Not to be confused with the Carole Lombard and Clark Gable film of the same name.


This film shows the following tropes:

  • Adaptational Alternate Ending: The original novel ends with Stephen’s murder unsolved. Helen and Bill wait for the police in defeat while suspecting each other of the crime. The film ends on a much happier note; once the police arrives they notify the couple they have found Stephen’s killer and the two are absolved.
  • And Now You Must Marry Me: Stephen forces Helen to marry him so that he can inherit the Harknesses’ fortune and make Helen’s life miserable.
  • Blackmail: Either Helen gives Stephen $500 or he’ll spill the beans about her identity. Of course, this is just a way to trick her into meeting up with him and then being forced to marry him.
  • Blackmail Backfire: Not only was Helen ready to kill Stephen, so was Bill.
  • Convenient Miscarriage: Averted: Helen and the baby survive the train derailment.
  • Cover Identity Anomaly: Helen tries to convince her doctors that she isn’t Patricia Harkness, but they think she's just confused because of the train crash she survived. The Harkness family then takes her in (never knowing what Patricia looked like). She decides to go along with it because she’s penniless and has a newborn baby in tow, but she makes a lot of simple mistakes about Hugh.
  • False Confession: Bill’s mother finds out that there’s something odd happening with Helen, and she connects the dots about Stephen Morley, so she creates a false confession to the murder of Stephen, hoping that it will help Helen from going to jail.
  • Femme Fatale: Stephen’s current girlfriend that we meet in the beginning of the film. It turns out that she was the one who killed him, not Bill.
  • How We Got Here: The film begins with Helen’s narration when the police are coming to the Harkness household, and she knows that she’ll probably go to jail.
  • Mistaken Identity: Helen and the real Patricia Harkness were both in the bathroom (and both pregnant) when the train derailed, and conveniently, Helen put on Patricia’s wedding ring to make sure that she wouldn’t lose it. The authorities then thought that Helen was Patricia.
  • My God, What Have I Done?: Helen is devastated when Grace dies of a heart attack and blames herself.

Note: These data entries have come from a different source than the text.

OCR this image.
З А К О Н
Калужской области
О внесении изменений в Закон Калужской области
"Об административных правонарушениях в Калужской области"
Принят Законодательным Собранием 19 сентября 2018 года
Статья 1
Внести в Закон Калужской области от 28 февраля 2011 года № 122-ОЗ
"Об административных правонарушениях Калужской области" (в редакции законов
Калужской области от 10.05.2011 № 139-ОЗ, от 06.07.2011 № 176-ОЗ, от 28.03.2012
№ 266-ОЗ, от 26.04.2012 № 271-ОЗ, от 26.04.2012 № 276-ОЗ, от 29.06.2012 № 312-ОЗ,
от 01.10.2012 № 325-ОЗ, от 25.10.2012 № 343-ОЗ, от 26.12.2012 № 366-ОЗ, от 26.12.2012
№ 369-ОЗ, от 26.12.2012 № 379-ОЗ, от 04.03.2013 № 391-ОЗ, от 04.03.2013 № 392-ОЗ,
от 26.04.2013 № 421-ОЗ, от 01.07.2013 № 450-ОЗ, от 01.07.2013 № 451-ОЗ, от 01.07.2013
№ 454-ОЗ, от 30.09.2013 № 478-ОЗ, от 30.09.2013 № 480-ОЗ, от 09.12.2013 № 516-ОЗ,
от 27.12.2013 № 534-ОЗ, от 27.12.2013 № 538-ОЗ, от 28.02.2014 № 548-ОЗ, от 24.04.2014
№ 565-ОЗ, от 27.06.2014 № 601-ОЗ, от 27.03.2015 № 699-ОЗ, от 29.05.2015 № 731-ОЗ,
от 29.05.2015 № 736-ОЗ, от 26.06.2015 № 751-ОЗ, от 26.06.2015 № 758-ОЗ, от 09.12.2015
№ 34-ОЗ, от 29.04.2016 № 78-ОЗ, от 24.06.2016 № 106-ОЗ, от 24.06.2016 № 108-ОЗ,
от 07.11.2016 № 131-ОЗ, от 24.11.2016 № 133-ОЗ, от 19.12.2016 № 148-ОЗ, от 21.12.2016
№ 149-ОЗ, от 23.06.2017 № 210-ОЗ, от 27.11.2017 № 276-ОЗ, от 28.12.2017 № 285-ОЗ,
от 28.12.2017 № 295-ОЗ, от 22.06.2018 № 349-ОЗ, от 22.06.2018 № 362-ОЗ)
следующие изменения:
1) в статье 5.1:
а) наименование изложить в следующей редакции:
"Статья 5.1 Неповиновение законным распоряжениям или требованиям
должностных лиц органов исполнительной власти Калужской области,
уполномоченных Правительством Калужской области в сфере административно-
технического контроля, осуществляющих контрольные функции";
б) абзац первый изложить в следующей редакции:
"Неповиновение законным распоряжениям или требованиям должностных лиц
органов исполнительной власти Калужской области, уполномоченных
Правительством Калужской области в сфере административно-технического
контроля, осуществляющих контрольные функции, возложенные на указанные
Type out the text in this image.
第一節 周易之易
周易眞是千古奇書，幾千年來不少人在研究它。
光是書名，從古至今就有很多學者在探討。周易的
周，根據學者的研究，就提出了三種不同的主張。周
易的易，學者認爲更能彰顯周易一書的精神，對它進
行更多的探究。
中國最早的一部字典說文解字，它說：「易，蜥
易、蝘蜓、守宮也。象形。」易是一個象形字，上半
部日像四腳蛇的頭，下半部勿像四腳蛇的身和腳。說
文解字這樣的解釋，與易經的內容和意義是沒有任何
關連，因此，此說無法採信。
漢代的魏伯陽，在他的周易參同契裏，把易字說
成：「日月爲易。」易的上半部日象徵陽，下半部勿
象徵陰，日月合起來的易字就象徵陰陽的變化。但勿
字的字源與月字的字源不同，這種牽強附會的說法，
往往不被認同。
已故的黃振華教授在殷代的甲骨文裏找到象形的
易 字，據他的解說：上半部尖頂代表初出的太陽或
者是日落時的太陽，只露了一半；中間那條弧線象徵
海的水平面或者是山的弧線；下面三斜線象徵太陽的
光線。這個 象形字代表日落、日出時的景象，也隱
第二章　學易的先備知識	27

  • Out-of-Character Alert: This happens constantly to Helen as she tries to pretend to be Patricia: she doesn’t know Hugh’s favourite song, didn’t know that Hugh had a brother, signs her real name when trying out a pen (Bill is the only one to witness this), etc. The family think this is just a result of the train accident, but Bill is the only one that figures out that Patricia isn’t really Patricia. But he doesn’t care.
  • Romancing the Widow: Bill falls for Helen and tries to romance her, but she rejects him because of her false identity.
  • Tempting Fate: Helen mentioning that wearing someone else's wedding ring is bad luck. Cue to the train derailing.
  • Vehicle-Roof Body Disposal: Bill gets rid of Stephen’s body by throwing it on a train going out of town.